The consumer advocacy Institute for Safe Medication Practices highlighted some cases last summer. One patient died after being given a patch for post-surgery pain despite having pneumonia and being new to narcotics. Two others survived, an elderly man taken to the emergency room after being given a patch together with painkilling pills and an elderly woman who became delirious while wearing several patches at once.

The FDA’s main message Friday: Do not prescribe fentanyl patches to anyone new to opioids, the painkiller family that includes morphine. Absorbing fentanyl through the skin is a powerful way to deliver the potent drug, and thus poses serious risk to anyone not already opioid-tolerant, Rappaport explained.

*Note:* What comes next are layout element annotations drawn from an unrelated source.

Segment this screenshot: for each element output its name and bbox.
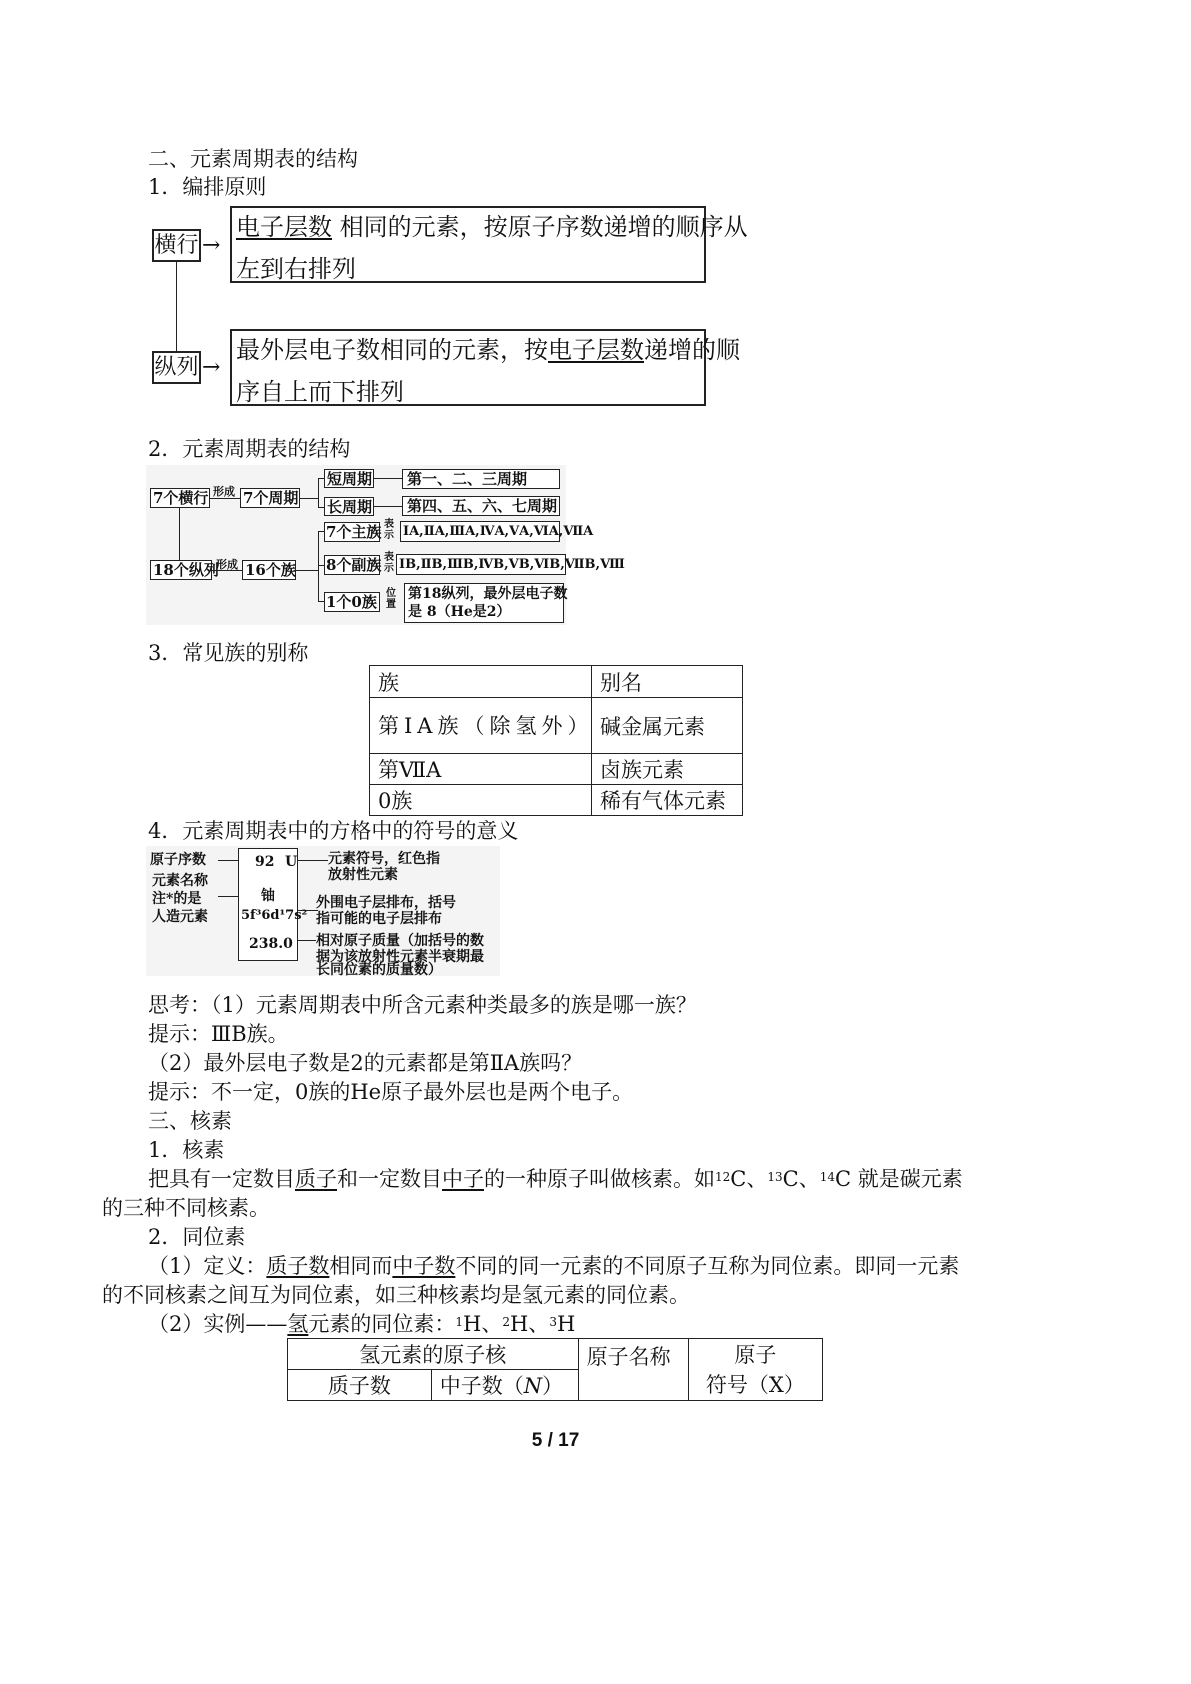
long-desc: 第四、五、六、七周期 bbox=[407, 497, 558, 515]
text: C 就是碳元素 bbox=[835, 1167, 963, 1191]
position-label: 位置 bbox=[386, 588, 396, 610]
row-label: 横行 bbox=[154, 233, 199, 258]
connector-line bbox=[374, 506, 402, 507]
mass-number: 2 bbox=[502, 1315, 510, 1329]
table-cell: 稀有气体元素 bbox=[592, 785, 743, 816]
page-number: 5 / 17 bbox=[531, 1430, 580, 1451]
zero-desc-2: 是 8（He是2） bbox=[408, 604, 511, 620]
row-rule-box bbox=[230, 206, 748, 283]
connector-line bbox=[298, 910, 318, 911]
config-note: 外围电子层排布，括号 bbox=[316, 895, 456, 911]
mass-number: 12 bbox=[715, 1170, 731, 1184]
connector-line bbox=[298, 860, 328, 861]
element-cell-diagram bbox=[146, 846, 500, 976]
subsection-title: 3．常见族的别称 bbox=[148, 641, 309, 665]
zero-desc-1: 第18纵列，最外层电子数 bbox=[408, 586, 568, 602]
row-label-box bbox=[152, 229, 201, 262]
row-text: 相同的元素，按原子序数递增的顺序从 bbox=[332, 213, 748, 241]
groups-box bbox=[242, 560, 296, 580]
subsection-title: 1．核素 bbox=[148, 1138, 225, 1162]
sub-desc: ⅠB,ⅡB,ⅢB,ⅣB,ⅤB,ⅥB,ⅦB,Ⅷ bbox=[399, 557, 625, 572]
text: H、 bbox=[509, 1312, 550, 1336]
underlined-term: 中子 bbox=[442, 1167, 484, 1191]
electron-config: 5f³6d¹7s² bbox=[241, 908, 308, 923]
isotope-example bbox=[148, 1311, 575, 1337]
mass-note: 相对原子质量（加括号的数 bbox=[316, 933, 484, 949]
col-text: 最外层电子数相同的元素，按 bbox=[236, 336, 548, 364]
nuclide-paragraph bbox=[148, 1166, 963, 1192]
connector-line bbox=[298, 940, 316, 941]
arrow-icon: → bbox=[202, 233, 221, 258]
element-name-label: 元素名称 bbox=[152, 873, 208, 889]
header-text: 原子 bbox=[734, 1342, 777, 1367]
mass-number: 1 bbox=[455, 1315, 464, 1329]
mass-number: 13 bbox=[767, 1170, 783, 1184]
header-text: N bbox=[523, 1374, 543, 1398]
table-header: 别名 bbox=[592, 666, 743, 698]
table-header: 质子数 bbox=[288, 1370, 432, 1401]
sub-group-box bbox=[324, 555, 380, 575]
main-label: 7个主族 bbox=[326, 523, 382, 541]
note-label: 注*的是 bbox=[152, 891, 202, 907]
table-header: 氢元素的原子核 bbox=[288, 1339, 579, 1370]
groups-label: 16个族 bbox=[245, 561, 296, 579]
table-header: 族 bbox=[370, 666, 592, 698]
structure-diagram bbox=[146, 465, 625, 625]
text: C、 bbox=[782, 1167, 820, 1191]
periods-label: 7个周期 bbox=[243, 489, 299, 507]
text: 不同的同一元素的不同原子互称为同位素。即同一元素 bbox=[455, 1254, 960, 1278]
periods-box bbox=[240, 488, 300, 508]
long-desc-box bbox=[402, 496, 560, 516]
col-text-2: 序自上而下排列 bbox=[236, 378, 404, 406]
symbol-note-2: 放射性元素 bbox=[328, 867, 398, 883]
col-rule-box bbox=[230, 329, 740, 406]
hint-2: 提示：不一定，0族的He原子最外层也是两个电子。 bbox=[148, 1080, 634, 1104]
represent-label: 表示 bbox=[384, 519, 394, 541]
table-cell: 碱金属元素 bbox=[592, 698, 743, 754]
table-header bbox=[431, 1370, 578, 1401]
table-header: 原子名称 bbox=[578, 1339, 688, 1401]
sub-desc-box bbox=[396, 554, 625, 575]
short-period-box bbox=[324, 469, 374, 488]
header-text: 中子数（ bbox=[439, 1374, 524, 1398]
connector-line bbox=[300, 498, 318, 499]
atomic-number-label: 原子序数 bbox=[150, 852, 206, 868]
nuclide-paragraph-2: 的三种不同核素。 bbox=[102, 1196, 270, 1220]
mass-note-3: 长同位素的质量数） bbox=[316, 962, 442, 978]
element-name: 铀 bbox=[261, 888, 275, 904]
isotope-table bbox=[287, 1338, 823, 1401]
element-cell bbox=[238, 848, 308, 961]
table-cell: 0族 bbox=[370, 785, 592, 816]
mass-number: 14 bbox=[819, 1170, 835, 1184]
text: 和一定数目 bbox=[337, 1167, 442, 1191]
mass-number: 3 bbox=[549, 1315, 557, 1329]
text: 元素的同位素： bbox=[308, 1312, 456, 1336]
subsection-title: 1．编排原则 bbox=[148, 175, 267, 199]
subsection-title: 2．元素周期表的结构 bbox=[148, 437, 351, 461]
underlined-term: 质子 bbox=[295, 1167, 337, 1191]
isotope-definition-2: 的不同核素之间互为同位素，如三种核素均是氢元素的同位素。 bbox=[102, 1283, 690, 1307]
zero-label: 1个0族 bbox=[326, 593, 377, 611]
table-row bbox=[370, 754, 743, 785]
symbol-note: 元素符号，红色指 bbox=[328, 851, 440, 867]
text: H、 bbox=[463, 1312, 503, 1336]
zero-group-box bbox=[324, 592, 380, 612]
main-desc: ⅠA,ⅡA,ⅢA,ⅣA,ⅤA,ⅥA,ⅦA bbox=[403, 524, 594, 539]
connector-line bbox=[374, 478, 402, 479]
atomic-mass: 238.0 bbox=[249, 936, 293, 952]
cols-box bbox=[150, 560, 219, 580]
atomic-number: 92 bbox=[255, 854, 275, 870]
think-question-2: （2）最外层电子数是2的元素都是第ⅡA族吗？ bbox=[148, 1051, 583, 1075]
connector-line bbox=[212, 570, 242, 571]
config-note-2: 指可能的电子层排布 bbox=[316, 911, 442, 927]
table-cell: 卤族元素 bbox=[592, 754, 743, 785]
hint-1: 提示：ⅢB族。 bbox=[148, 1022, 289, 1046]
think-question-1: 思考：（1）元素周期表中所含元素种类最多的族是哪一族？ bbox=[148, 993, 697, 1017]
text: 相同而 bbox=[329, 1254, 393, 1278]
text: H bbox=[556, 1312, 576, 1336]
subsection-title: 2．同位素 bbox=[148, 1225, 246, 1249]
col-underlined: 电子层数 bbox=[548, 336, 644, 364]
table-row bbox=[370, 698, 743, 754]
connector-line bbox=[318, 531, 319, 601]
header-text: 符号（X） bbox=[705, 1372, 805, 1397]
mass-note-2: 据为该放射性元素半衰期最 bbox=[316, 949, 484, 965]
table-header bbox=[688, 1339, 822, 1401]
zero-desc-box bbox=[404, 583, 568, 623]
section-title: 二、元素周期表的结构 bbox=[148, 147, 358, 171]
row-text-2: 左到右排列 bbox=[236, 255, 356, 283]
text: （2）实例—— bbox=[148, 1312, 288, 1336]
table-row bbox=[370, 785, 743, 816]
connector-line bbox=[318, 478, 319, 507]
isotope-definition bbox=[148, 1253, 959, 1279]
subsection-title: 4．元素周期表中的方格中的符号的意义 bbox=[148, 819, 519, 843]
rows-box bbox=[150, 488, 210, 508]
header-text: ） bbox=[542, 1374, 564, 1398]
table-cell: 第ⅠA族（除氢外） bbox=[370, 698, 592, 754]
group-alias-table bbox=[369, 665, 743, 816]
represent-label: 表示 bbox=[384, 552, 394, 574]
connector-line bbox=[218, 860, 238, 861]
underlined-term: 中子数 bbox=[392, 1254, 456, 1278]
main-desc-box bbox=[400, 521, 594, 542]
section-title: 三、核素 bbox=[148, 1109, 232, 1133]
connector-line bbox=[296, 570, 318, 571]
text: （1）定义： bbox=[148, 1254, 267, 1278]
text: C、 bbox=[730, 1167, 768, 1191]
col-text-b: 递增的顺 bbox=[644, 336, 740, 364]
short-label: 短周期 bbox=[327, 470, 373, 488]
row-underlined: 电子层数 bbox=[236, 213, 332, 241]
col-label: 纵列 bbox=[154, 355, 199, 380]
text: 的一种原子叫做核素。如 bbox=[484, 1167, 715, 1191]
short-desc: 第一、二、三周期 bbox=[407, 470, 528, 488]
short-desc-box bbox=[402, 469, 560, 489]
rows-label: 7个横行 bbox=[153, 489, 209, 507]
long-period-box bbox=[324, 497, 374, 516]
text: 把具有一定数目 bbox=[148, 1167, 295, 1191]
form-label: 形成 bbox=[213, 485, 235, 498]
underlined-term: 氢 bbox=[287, 1312, 309, 1336]
underlined-term: 质子数 bbox=[266, 1254, 330, 1278]
col-label-box bbox=[152, 351, 201, 384]
arrow-icon: → bbox=[202, 355, 221, 380]
sub-label: 8个副族 bbox=[326, 556, 382, 574]
table-cell: 第ⅦA bbox=[370, 754, 592, 785]
connector-line bbox=[176, 262, 177, 352]
connector-line bbox=[179, 508, 180, 560]
element-symbol: U bbox=[285, 854, 298, 870]
connector-line bbox=[210, 498, 240, 499]
note-label-2: 人造元素 bbox=[152, 909, 208, 925]
main-group-box bbox=[324, 522, 380, 542]
connector-line bbox=[218, 896, 238, 897]
long-label: 长周期 bbox=[327, 498, 373, 516]
cols-label: 18个纵列 bbox=[153, 561, 219, 579]
form-label: 形成 bbox=[216, 558, 238, 571]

Doctors who aren’t specially trained in pain management may not know that. But Rappaport said FDA isn’t considering curbs on prescribing because there is a great need for the patches among the millions of chronic pain sufferers, few of whom get care from pain specialists. Among the warnings:

UFentanyl patches can cause severe trouble breathing. Get emergency help if you have trouble breathing or extreme drowsiness with slowed breathing; feel faint, dizzy, confused; or have other unusual symptoms. They can be signs that you were prescribed too high a dose or took too much.

UFentanyl patches are only for round-the-clock pain that is moderate to severe and expected to last for weeks. They are not for sudden, occasional or mild pain, or pain after surgery.

UThe patches should not be your first narcotic painkiller.

UAsk your doctor how often to apply the patch, whether to reapply one that has fallen off and how to replace it. Doing any of that wrong can cause an accidental overdose.